Parallel to this situation, the fictional character of Patient Griselda from the medieval stories of
authors such as Boccaccio, Petrarch and Chaucer, showed that she submitted to her husband,
abandoning her right to be a mother when her husband separated her from her daughter, not
allowing her to raise her and even intending to kill her. An interesting point is the fact that
Griselda defended his husband alleging that her submission was for the sake of showing true and
unconditional love for him, justifying the situation because A wife must obey her husband . . .

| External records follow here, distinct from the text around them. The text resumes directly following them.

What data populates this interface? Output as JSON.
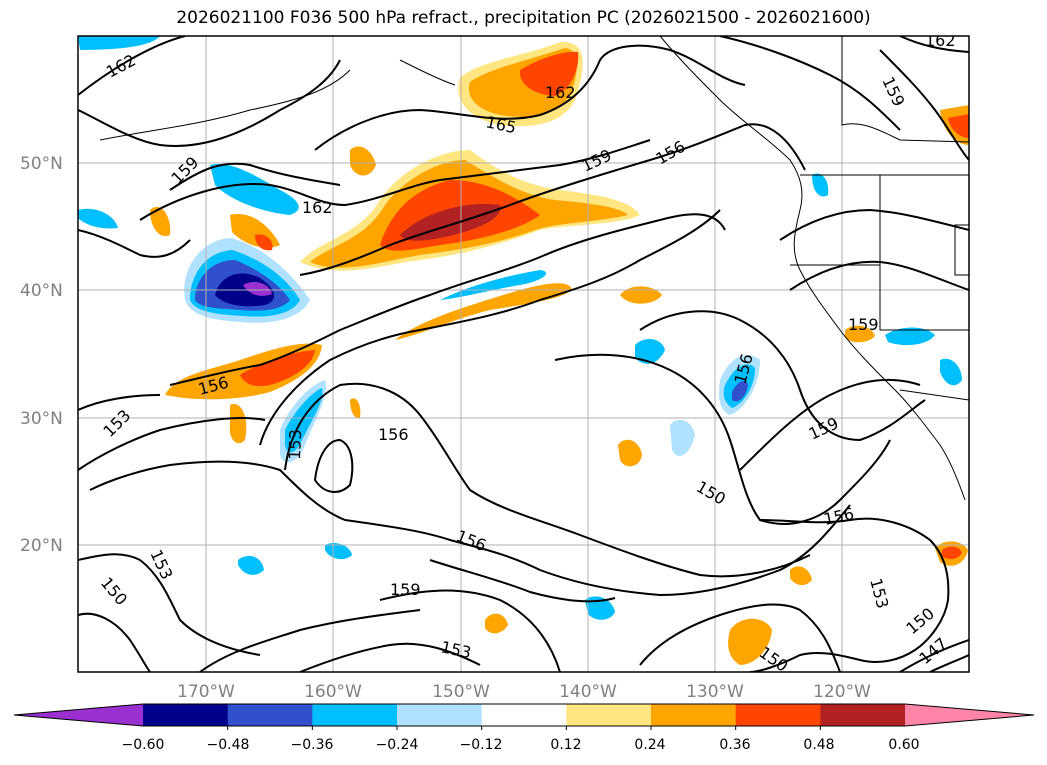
{
  "title": "2026021100 F036 500 hPa refract., precipitation PC (2026021500 - 2026021600)",
  "map": {
    "lat_labels": [
      "50°N",
      "40°N",
      "30°N",
      "20°N"
    ],
    "lon_labels": [
      "170°W",
      "160°W",
      "150°W",
      "140°W",
      "130°W",
      "120°W"
    ],
    "contour_labels": [
      {
        "text": "162"
      },
      {
        "text": "162"
      },
      {
        "text": "165"
      },
      {
        "text": "162"
      },
      {
        "text": "159"
      },
      {
        "text": "159"
      },
      {
        "text": "156"
      },
      {
        "text": "159"
      },
      {
        "text": "162"
      },
      {
        "text": "156"
      },
      {
        "text": "153"
      },
      {
        "text": "153"
      },
      {
        "text": "156"
      },
      {
        "text": "156"
      },
      {
        "text": "159"
      },
      {
        "text": "159"
      },
      {
        "text": "150"
      },
      {
        "text": "156"
      },
      {
        "text": "156"
      },
      {
        "text": "153"
      },
      {
        "text": "150"
      },
      {
        "text": "159"
      },
      {
        "text": "153"
      },
      {
        "text": "153"
      },
      {
        "text": "150"
      },
      {
        "text": "150"
      },
      {
        "text": "147"
      }
    ]
  },
  "colorbar": {
    "ticks": [
      "−0.60",
      "−0.48",
      "−0.36",
      "−0.24",
      "−0.12",
      "0.12",
      "0.24",
      "0.36",
      "0.48",
      "0.60"
    ],
    "colors": [
      "#9b30d0",
      "#00008b",
      "#3050cc",
      "#00bfff",
      "#b0e2ff",
      "#ffffff",
      "#ffe680",
      "#ffa500",
      "#ff4500",
      "#b22222",
      "#ff85a8"
    ]
  }
}
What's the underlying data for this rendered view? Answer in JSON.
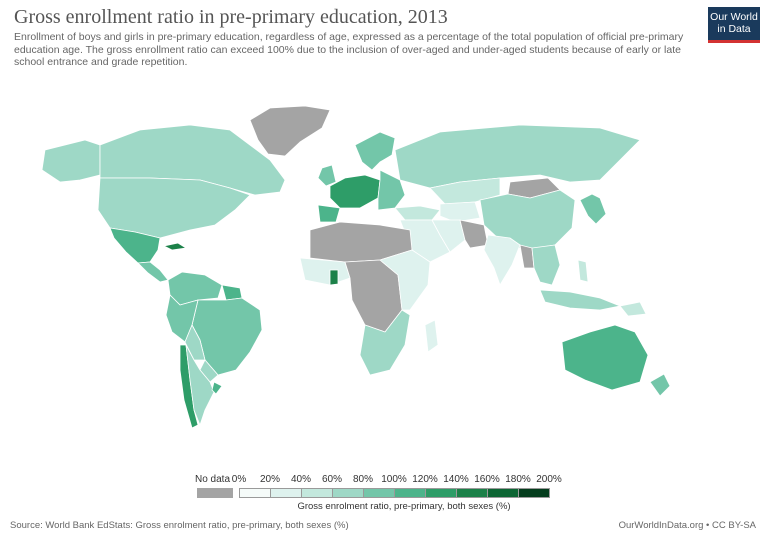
{
  "header": {
    "title": "Gross enrollment ratio in pre-primary education, 2013",
    "subtitle": "Enrollment of boys and girls in pre-primary education, regardless of age, expressed as a percentage of the total population of official pre-primary education age. The gross enrollment ratio can exceed 100% due to the inclusion of over-aged and under-aged students because of early or late school entrance and grade repetition.",
    "logo_line1": "Our World",
    "logo_line2": "in Data"
  },
  "legend": {
    "nodata_label": "No data",
    "tick_labels": [
      "0%",
      "20%",
      "40%",
      "60%",
      "80%",
      "100%",
      "120%",
      "140%",
      "160%",
      "180%",
      "200%"
    ],
    "bin_colors": [
      "#f5fbf9",
      "#def2ee",
      "#c3e8dd",
      "#9ed8c6",
      "#73c6a9",
      "#4cb48b",
      "#2e9d68",
      "#1c8149",
      "#0d6634",
      "#043d1d"
    ],
    "nodata_color": "#a4a4a4",
    "caption": "Gross enrolment ratio, pre-primary, both sexes (%)"
  },
  "footer": {
    "source": "Source: World Bank EdStats: Gross enrolment ratio, pre-primary, both sexes (%)",
    "credit": "OurWorldInData.org • CC BY-SA"
  },
  "colors": {
    "nodata": "#a4a4a4",
    "b0": "#f5fbf9",
    "b1": "#def2ee",
    "b2": "#c3e8dd",
    "b3": "#9ed8c6",
    "b4": "#73c6a9",
    "b5": "#4cb48b",
    "b6": "#2e9d68",
    "b7": "#1c8149"
  },
  "regions": [
    {
      "name": "greenland",
      "bin": "nodata"
    },
    {
      "name": "canada",
      "bin": "b3"
    },
    {
      "name": "usa",
      "bin": "b3"
    },
    {
      "name": "alaska",
      "bin": "b3"
    },
    {
      "name": "mexico",
      "bin": "b5"
    },
    {
      "name": "central-america",
      "bin": "b4"
    },
    {
      "name": "cuba",
      "bin": "b7"
    },
    {
      "name": "colombia-venezuela",
      "bin": "b4"
    },
    {
      "name": "guianas",
      "bin": "b5"
    },
    {
      "name": "brazil",
      "bin": "b4"
    },
    {
      "name": "peru",
      "bin": "b4"
    },
    {
      "name": "bolivia",
      "bin": "b3"
    },
    {
      "name": "paraguay",
      "bin": "b3"
    },
    {
      "name": "argentina",
      "bin": "b3"
    },
    {
      "name": "chile",
      "bin": "b6"
    },
    {
      "name": "uruguay",
      "bin": "b5"
    },
    {
      "name": "russia",
      "bin": "b3"
    },
    {
      "name": "scandinavia",
      "bin": "b4"
    },
    {
      "name": "uk-ireland",
      "bin": "b4"
    },
    {
      "name": "western-europe",
      "bin": "b6"
    },
    {
      "name": "iberia",
      "bin": "b5"
    },
    {
      "name": "eastern-europe",
      "bin": "b4"
    },
    {
      "name": "kazakhstan",
      "bin": "b2"
    },
    {
      "name": "central-asia",
      "bin": "b1"
    },
    {
      "name": "mongolia",
      "bin": "nodata"
    },
    {
      "name": "china",
      "bin": "b3"
    },
    {
      "name": "korea-japan",
      "bin": "b4"
    },
    {
      "name": "turkey-caucasus",
      "bin": "b2"
    },
    {
      "name": "middle-east",
      "bin": "b1"
    },
    {
      "name": "iran",
      "bin": "b1"
    },
    {
      "name": "afghanistan-pakistan",
      "bin": "nodata"
    },
    {
      "name": "india",
      "bin": "b1"
    },
    {
      "name": "southeast-asia",
      "bin": "b3"
    },
    {
      "name": "myanmar",
      "bin": "nodata"
    },
    {
      "name": "indonesia",
      "bin": "b3"
    },
    {
      "name": "philippines",
      "bin": "b2"
    },
    {
      "name": "north-africa",
      "bin": "nodata"
    },
    {
      "name": "west-africa",
      "bin": "b1"
    },
    {
      "name": "ghana",
      "bin": "b7"
    },
    {
      "name": "central-africa",
      "bin": "nodata"
    },
    {
      "name": "east-africa",
      "bin": "b1"
    },
    {
      "name": "southern-africa",
      "bin": "b3"
    },
    {
      "name": "madagascar",
      "bin": "b1"
    },
    {
      "name": "australia",
      "bin": "b5"
    },
    {
      "name": "new-zealand",
      "bin": "b4"
    },
    {
      "name": "papua-new-guinea",
      "bin": "b2"
    }
  ]
}
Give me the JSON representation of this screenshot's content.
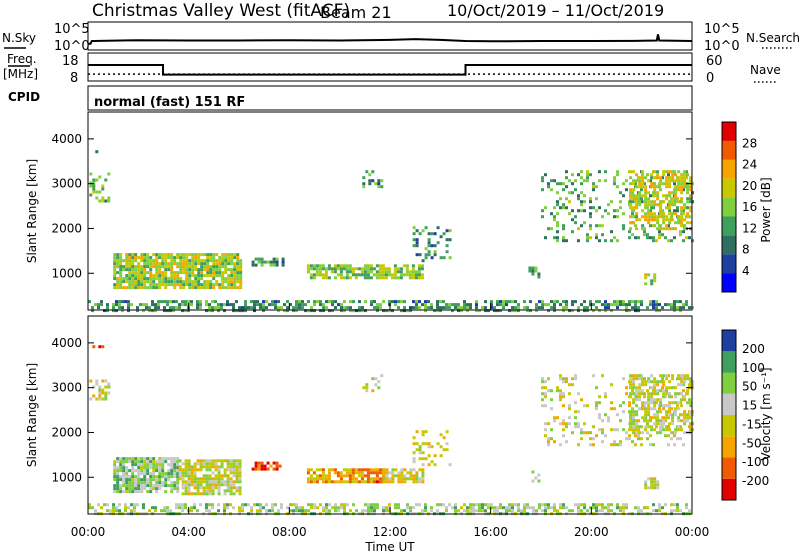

[and] /It . . . was Walters child to do what he liked with (Act I 21, 23). Similarly, Lady Nijo, a
nun and concubine of the Japanese Emperor in the thirteenth century, confesses that whatever
achievement she might have accomplished were because of her complete submission to the
wishes of her father and then the Emperor, as seen when she says that she strictly followed the
instructions of her father Serve his Majesty, be respectful, if you lose his favour enter holy
orders (Act I 3).
In the light of all this evidence, it can be seen that Churchill makes use of this feeling of
timelessness and crossover of reality and fiction to show that regardless of the time in which all
these women lived or came from, the issues regarding their gender and whatever situations they
may have gone through because of it have continued to develop in different forms, portraying the
different notions about women according to the standards imposed by men throughout history.